ニコン Z 9

ニコンイメージングジャパンは、「ニコン Z マウント」を採用したフルサイズ(ニコンFXフォーマット)ミラーレスカメラ【ニコン Z 9】の予約受付を開始した。年内に発売する予定。

「ニコン Z シリーズ」初のフラッグシップ機として、3月10日に開発を発表していたモデル。撮像素子に有効4571万画素の35.9×23.9mmサイズCMOSセンサー(ニコンFXフォーマット)を採用。新開発の積層型CMOSセンサーと新画像処理エンジン「EXPEED 7」との連携によるデュアルストリーム技術により、電子ビューファインダー(EVF)や画像モニター用の表示映像と、記録用の静止画データを個別に同時処理することが可能。

「ファインダー像の消失が起きないよう同一画像を表示する、従来のブラックアウトフリー撮影と異なり、実際の被写体の動きを常に表示。表示飛びもなくなり、被写体の動きを途切れることなく確認できる」と同社では説明している。

また、ファインダーには、世界最高という輝度3000カンデラに対応する、新Quad-VGAパネルを採用。日差しの強い屋外での撮影などでも容易に被写体を確認できるという。

さらに、新開発のディープラーニングを用いたアルゴリズムによって、従来の人物、犬、猫に加えて、新たに鳥、自転車、バイク、車、列車、飛行機の被写体にも対応した、世界最多という9種類の被写体を検出できる(被写体検出は、ワイドエリアAF(S)、(L)、オートエリアAF、3D-トラッキング、ターゲット追尾AF(動画モードのみ)で動作)。さらに、被写体検出をオートにすると、設定を変える手間なく、これらすべての被写体を検出することが可能。

「瞳AF」では「これまで以上に小さな瞳」を検出できるのが特徴。後ろ姿など、瞳や顔が検出できない状況では、自動的に頭部や胴体を検出するという。AFエリアモードには、デジタル一眼レフカメラで長年搭載し、好評を得ている「3D-トラッキング」をニコンのミラーレスカメラとして初めて装備。「ダイナミックAF」においても、サイズの異なるフォーカスポイント(S/M/L)を搭載し、構図を決めて撮影するときに適しているという。

静止画撮影では、世界最速という120コマ/秒の連続撮影が可能な「ハイスピードフレームキャプチャ+」(AF/AE追従。JPEG NORMALに固定。撮影可能記録コマ数は高速連続撮影よりも少なくなる。約30コマ/秒で約4500万画素の静止画が撮影できる設定もある)により、「肉眼ではとらえられない瞬間を約1100万画素の高画素で撮影できる」とのこと。

動画撮影では、効率のよい放熱設計によって、8K UHD/30pで世界最長を謳う、約125分の動画をカメラボディ内のメモリーカードに記録可能。4K UHD/120p/60p/30pにも対応する。
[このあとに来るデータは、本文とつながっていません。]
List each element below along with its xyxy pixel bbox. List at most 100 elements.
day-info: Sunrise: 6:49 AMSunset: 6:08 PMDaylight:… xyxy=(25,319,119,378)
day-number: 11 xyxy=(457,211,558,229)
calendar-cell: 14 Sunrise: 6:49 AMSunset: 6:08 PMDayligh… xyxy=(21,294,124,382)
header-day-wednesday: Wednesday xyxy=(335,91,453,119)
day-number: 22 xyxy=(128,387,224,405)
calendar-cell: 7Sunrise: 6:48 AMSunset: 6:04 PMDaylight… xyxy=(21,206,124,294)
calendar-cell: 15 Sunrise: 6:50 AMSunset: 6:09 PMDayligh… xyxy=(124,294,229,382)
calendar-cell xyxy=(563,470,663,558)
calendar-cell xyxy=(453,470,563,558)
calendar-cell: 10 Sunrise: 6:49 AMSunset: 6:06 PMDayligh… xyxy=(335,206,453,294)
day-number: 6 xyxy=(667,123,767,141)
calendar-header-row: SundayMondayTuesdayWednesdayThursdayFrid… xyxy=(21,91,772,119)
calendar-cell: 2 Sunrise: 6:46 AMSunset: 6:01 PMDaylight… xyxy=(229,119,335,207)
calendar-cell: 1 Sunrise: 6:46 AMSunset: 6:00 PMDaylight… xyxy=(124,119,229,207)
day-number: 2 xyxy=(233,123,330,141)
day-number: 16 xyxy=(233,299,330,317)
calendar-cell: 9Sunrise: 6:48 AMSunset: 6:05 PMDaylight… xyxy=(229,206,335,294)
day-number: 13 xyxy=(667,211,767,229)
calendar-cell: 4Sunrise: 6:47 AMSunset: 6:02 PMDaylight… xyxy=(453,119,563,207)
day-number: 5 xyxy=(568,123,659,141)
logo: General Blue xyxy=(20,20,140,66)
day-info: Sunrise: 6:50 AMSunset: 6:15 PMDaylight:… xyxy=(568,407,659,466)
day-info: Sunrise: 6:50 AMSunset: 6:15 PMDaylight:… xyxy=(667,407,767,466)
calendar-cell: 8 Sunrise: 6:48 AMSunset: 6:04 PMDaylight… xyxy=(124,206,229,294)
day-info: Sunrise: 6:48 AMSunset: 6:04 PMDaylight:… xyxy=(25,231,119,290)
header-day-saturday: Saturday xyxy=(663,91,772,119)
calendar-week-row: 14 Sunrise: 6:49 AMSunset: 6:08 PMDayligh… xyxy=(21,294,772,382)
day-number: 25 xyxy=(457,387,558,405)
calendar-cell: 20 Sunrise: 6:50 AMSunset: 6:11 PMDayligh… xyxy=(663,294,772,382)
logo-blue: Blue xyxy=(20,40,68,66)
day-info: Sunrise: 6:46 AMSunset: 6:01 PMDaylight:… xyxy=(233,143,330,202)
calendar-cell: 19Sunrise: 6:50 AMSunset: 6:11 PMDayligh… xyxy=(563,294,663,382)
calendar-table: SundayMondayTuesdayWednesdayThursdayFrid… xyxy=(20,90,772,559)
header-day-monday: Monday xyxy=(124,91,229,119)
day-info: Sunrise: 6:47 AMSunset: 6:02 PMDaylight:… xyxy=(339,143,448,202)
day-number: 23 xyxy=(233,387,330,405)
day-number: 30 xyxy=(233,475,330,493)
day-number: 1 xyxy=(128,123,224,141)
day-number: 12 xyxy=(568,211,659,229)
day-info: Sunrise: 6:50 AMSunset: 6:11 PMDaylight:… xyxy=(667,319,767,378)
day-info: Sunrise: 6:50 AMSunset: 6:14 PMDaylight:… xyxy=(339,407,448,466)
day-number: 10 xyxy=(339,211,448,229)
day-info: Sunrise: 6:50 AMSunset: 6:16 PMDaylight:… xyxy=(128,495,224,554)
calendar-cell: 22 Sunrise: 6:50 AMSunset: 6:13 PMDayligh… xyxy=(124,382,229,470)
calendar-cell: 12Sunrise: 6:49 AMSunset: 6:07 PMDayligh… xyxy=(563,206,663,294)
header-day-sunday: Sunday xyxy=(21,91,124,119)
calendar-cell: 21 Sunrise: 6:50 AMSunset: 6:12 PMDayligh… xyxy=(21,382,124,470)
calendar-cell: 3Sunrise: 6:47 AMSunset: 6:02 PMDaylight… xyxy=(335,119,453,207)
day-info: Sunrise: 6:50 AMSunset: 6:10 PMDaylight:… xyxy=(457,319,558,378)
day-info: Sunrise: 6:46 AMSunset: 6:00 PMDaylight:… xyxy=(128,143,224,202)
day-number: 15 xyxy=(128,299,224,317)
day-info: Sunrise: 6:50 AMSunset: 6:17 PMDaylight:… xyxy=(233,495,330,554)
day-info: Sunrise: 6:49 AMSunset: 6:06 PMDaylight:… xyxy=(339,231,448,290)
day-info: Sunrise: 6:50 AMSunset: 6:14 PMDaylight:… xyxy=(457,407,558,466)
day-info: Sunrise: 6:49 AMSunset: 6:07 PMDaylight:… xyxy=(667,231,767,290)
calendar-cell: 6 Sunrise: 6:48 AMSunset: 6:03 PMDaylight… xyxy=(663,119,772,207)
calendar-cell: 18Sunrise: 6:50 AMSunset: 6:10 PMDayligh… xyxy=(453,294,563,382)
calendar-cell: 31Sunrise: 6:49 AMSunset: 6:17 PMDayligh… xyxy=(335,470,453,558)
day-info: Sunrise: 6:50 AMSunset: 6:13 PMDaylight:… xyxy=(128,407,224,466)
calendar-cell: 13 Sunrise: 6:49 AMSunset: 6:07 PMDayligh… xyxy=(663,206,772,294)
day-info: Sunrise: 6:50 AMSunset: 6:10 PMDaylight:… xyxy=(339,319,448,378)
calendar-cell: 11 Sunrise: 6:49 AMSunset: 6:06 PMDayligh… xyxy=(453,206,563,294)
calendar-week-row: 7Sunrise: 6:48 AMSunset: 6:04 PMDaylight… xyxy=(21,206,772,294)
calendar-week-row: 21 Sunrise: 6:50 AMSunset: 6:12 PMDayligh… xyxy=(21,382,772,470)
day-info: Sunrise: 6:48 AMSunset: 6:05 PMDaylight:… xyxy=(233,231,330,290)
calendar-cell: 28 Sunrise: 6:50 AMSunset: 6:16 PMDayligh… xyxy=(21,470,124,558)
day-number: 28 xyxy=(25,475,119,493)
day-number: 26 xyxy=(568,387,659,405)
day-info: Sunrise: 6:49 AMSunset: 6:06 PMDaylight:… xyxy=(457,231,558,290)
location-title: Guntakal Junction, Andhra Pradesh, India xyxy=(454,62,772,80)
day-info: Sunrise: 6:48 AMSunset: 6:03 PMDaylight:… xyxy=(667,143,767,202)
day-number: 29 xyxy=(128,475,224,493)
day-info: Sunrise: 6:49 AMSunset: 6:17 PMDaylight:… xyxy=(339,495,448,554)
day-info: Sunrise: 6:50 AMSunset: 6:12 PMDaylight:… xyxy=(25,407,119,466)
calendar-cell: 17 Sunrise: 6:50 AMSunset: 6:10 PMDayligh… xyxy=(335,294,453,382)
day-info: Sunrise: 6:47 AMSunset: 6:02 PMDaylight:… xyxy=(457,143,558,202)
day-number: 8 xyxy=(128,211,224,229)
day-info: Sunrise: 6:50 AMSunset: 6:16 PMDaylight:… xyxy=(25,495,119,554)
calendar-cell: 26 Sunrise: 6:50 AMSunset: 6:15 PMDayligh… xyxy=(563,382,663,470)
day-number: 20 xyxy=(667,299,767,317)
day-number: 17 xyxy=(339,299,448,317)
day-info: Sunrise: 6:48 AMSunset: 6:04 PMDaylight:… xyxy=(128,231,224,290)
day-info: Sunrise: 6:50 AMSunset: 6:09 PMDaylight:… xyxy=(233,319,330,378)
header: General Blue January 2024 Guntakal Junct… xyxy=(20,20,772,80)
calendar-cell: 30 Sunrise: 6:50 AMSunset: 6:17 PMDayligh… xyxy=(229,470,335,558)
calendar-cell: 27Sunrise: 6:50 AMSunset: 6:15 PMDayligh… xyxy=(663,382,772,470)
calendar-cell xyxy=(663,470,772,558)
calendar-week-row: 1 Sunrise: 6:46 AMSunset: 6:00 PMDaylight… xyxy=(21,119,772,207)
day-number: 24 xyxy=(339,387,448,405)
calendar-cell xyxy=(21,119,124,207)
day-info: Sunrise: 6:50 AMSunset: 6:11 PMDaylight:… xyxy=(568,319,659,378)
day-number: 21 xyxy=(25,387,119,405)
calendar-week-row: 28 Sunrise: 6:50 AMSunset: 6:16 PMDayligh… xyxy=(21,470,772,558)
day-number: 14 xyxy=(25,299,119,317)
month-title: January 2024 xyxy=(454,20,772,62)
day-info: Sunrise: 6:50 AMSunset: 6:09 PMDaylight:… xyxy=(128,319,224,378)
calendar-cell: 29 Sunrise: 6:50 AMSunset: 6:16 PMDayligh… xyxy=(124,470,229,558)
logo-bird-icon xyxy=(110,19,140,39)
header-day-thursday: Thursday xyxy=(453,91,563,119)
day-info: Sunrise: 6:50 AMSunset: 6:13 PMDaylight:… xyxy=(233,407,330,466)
4K UHD/120p動画でも画面クロップなしで撮影できるため、「異なるフレームレートで撮影しても、同じ画角で揃えた動画編集が可能」と説明する。

本体には、ニコン初となる縦横4軸チルト式の画像モニターを装備。縦位置撮影時には、静止画ライブビューのユーザーインターフェースが縦表示に自動で切り替わるため、表示確認や操作が容易という。加えて、「ニコン D6」(2020年6月発売)同等という「ニコン最高クラス」の堅牢性と防塵・防滴性能や、マイナス10度でも動作するという耐寒性能を装備する。

加えて、世界最速のスキャンレートにより、ローリングシャッターゆがみを世界最小におさえ、メカシャッターレスを実現とのこと。ボディ内手ブレ機構にはロックを搭載し、電源オフ時の不用意なセンサーの揺れを防ぐため、悪路走行時などの揺れによるセンサーへのダメージを抑制するという。

このほか、背面モニターは、チルト式でタッチ対応の3.2型液晶(約210万ドット、視野角170度)。電子ビューファインダーは、0.5型Quad-VGA OLED(約369万ドット)。外部記録媒体は、CFexpressカード(Type B)、XQDカードをサポートする。

サイズは149×90.5×149.5mm(幅×奥行き×高さ)。重量は、約1340g(バッテリーおよびメモリーカードを含む、ボディキャップ、アクセサリーシューカバーを除く)、約1160g(本体のみ)。

店頭予想価格は700,000円前後。